German Jewish feminist

Sidonie Werner (16 March 1860 – 27 December 1932) was a German Jewish schoolteacher and feminist based in Hamburg. She was active in the German League of Jewish Women which she founded in 1904, together with Bertha Pappenheim. In 1929, she organized the World Conference of Jewish Women in Hamburg.

==Biography==
Born in Posen on 16 March 1860, Sidonie Werner was brought up in a well-to-do Jewish merchant's family. She attended a girls' high school before completing a course in teacher training. After first working in a Jewish school in the Hamburg suburb of Altona, she was employed by the Hamburg school authority until her retirement.

In 1893, together with Gustav Tuch, she founded the Israelitisch-Humanitären Frauenverein (Israelite Humanitarian Women's Association) which she chaired from 1908 until her death, supporting activities for children and women. In parallel, she was a strong proponent of women's rights, supporting professional qualifications for women and encouraging them to participate in commercial and political activities. In 1904, together with Bertha Pappenheim, she founded the German League of Jewish Women where she campaigned for women's suffrage and fought against the trafficking of girls. She represented the organization both in Germany and abroad.

In 1923, at the First World Congress of Jewish Women in Vienna, she gave a detailed presentation of the development of organizations for Jewish women in Germany, describing their activities in regard to support for women and children. She explained that there were some 230 women's organizations attached to the League of Jewish Women, with a total membership of 45,000. On 4 June 1929, as chair of the Hamburg Women's Association (Hamburger Frauenverein), Werner opened the Second World Congress of Jewish Women which was held in Hamburg.

Werner established a considerable number of facilities for Jewish women and children over the years.
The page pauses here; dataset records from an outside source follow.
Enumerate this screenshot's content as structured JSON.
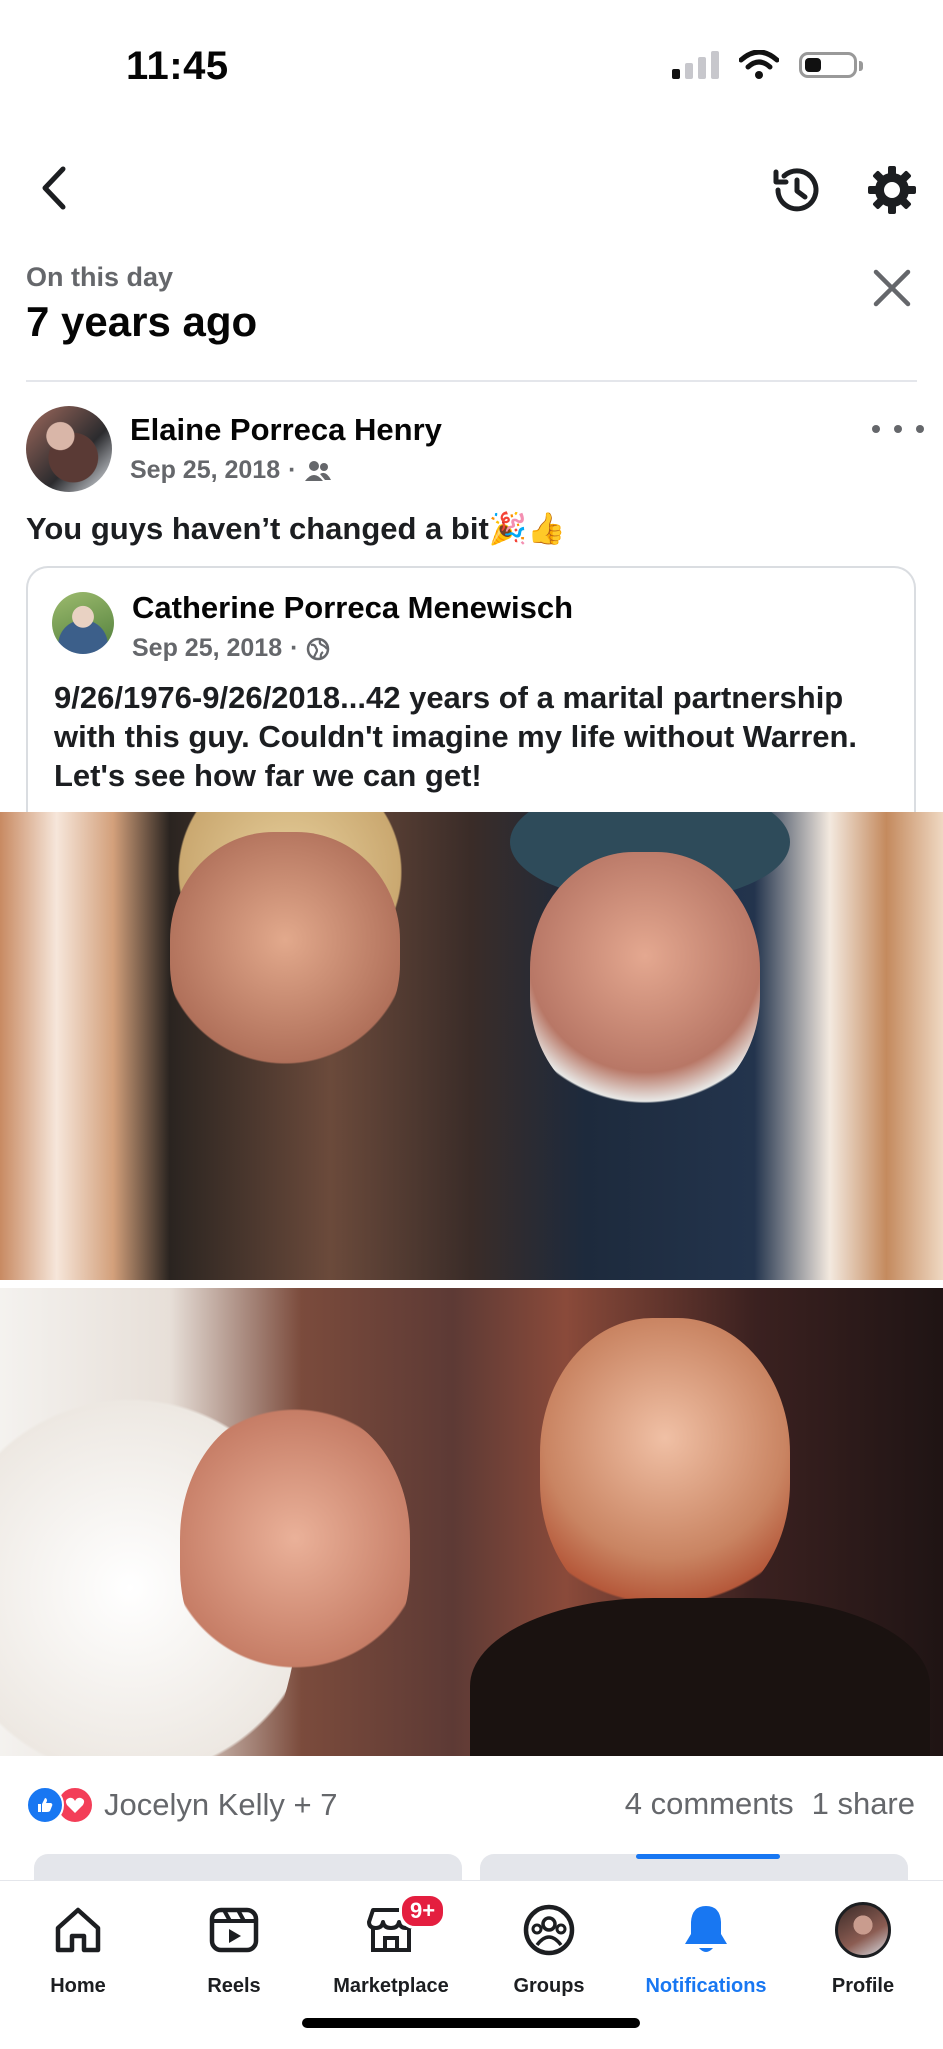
{
  "status_bar": {
    "time": "11:45"
  },
  "memory": {
    "label": "On this day",
    "title": "7 years ago"
  },
  "post": {
    "author": "Elaine Porreca Henry",
    "date": "Sep 25, 2018",
    "separator": "·",
    "audience_icon": "friends-icon",
    "text": "You guys haven’t changed a bit🎉👍"
  },
  "shared_post": {
    "author": "Catherine Porreca Menewisch",
    "date": "Sep 25, 2018",
    "separator": "·",
    "audience_icon": "globe-icon",
    "text": "9/26/1976-9/26/2018...42 years of a marital partnership with this guy. Couldn't imagine my life without Warren. Let's see how far we can get!"
  },
  "engagement": {
    "reactors": "Jocelyn Kelly + 7",
    "comments": "4 comments",
    "shares": "1 share"
  },
  "tabs": [
    {
      "label": "Home",
      "icon": "home-icon"
    },
    {
      "label": "Reels",
      "icon": "reels-icon"
    },
    {
      "label": "Marketplace",
      "icon": "marketplace-icon",
      "badge": "9+"
    },
    {
      "label": "Groups",
      "icon": "groups-icon"
    },
    {
      "label": "Notifications",
      "icon": "bell-icon",
      "active": true
    },
    {
      "label": "Profile",
      "icon": "profile-avatar"
    }
  ],
  "colors": {
    "accent": "#1877f2",
    "badge": "#e41e3f",
    "love": "#f33e58",
    "secondary_text": "#65676b"
  }
}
These included a girls' home in Hamburg (1906), a children's home in Bad Segeberg (1908), a children's home in Altona (1910), as well as several buildings in Bad Segeberg's Bismarckallee for children and mother care. In the late 1920s, she established a home for sick children in Wyk (1927), extending the facility in 1929. It was destroyed by fire in 1938.

On the political front, representing the German Democratic Party, she was a candidate for the city elections in 1919 but was not elected.

Sidonie Werner died in Bad Segeberg on 27 December 1932.

==Tribute==
On March 16, 2021, Google celebrated her 161st birthday with a Google Doodle.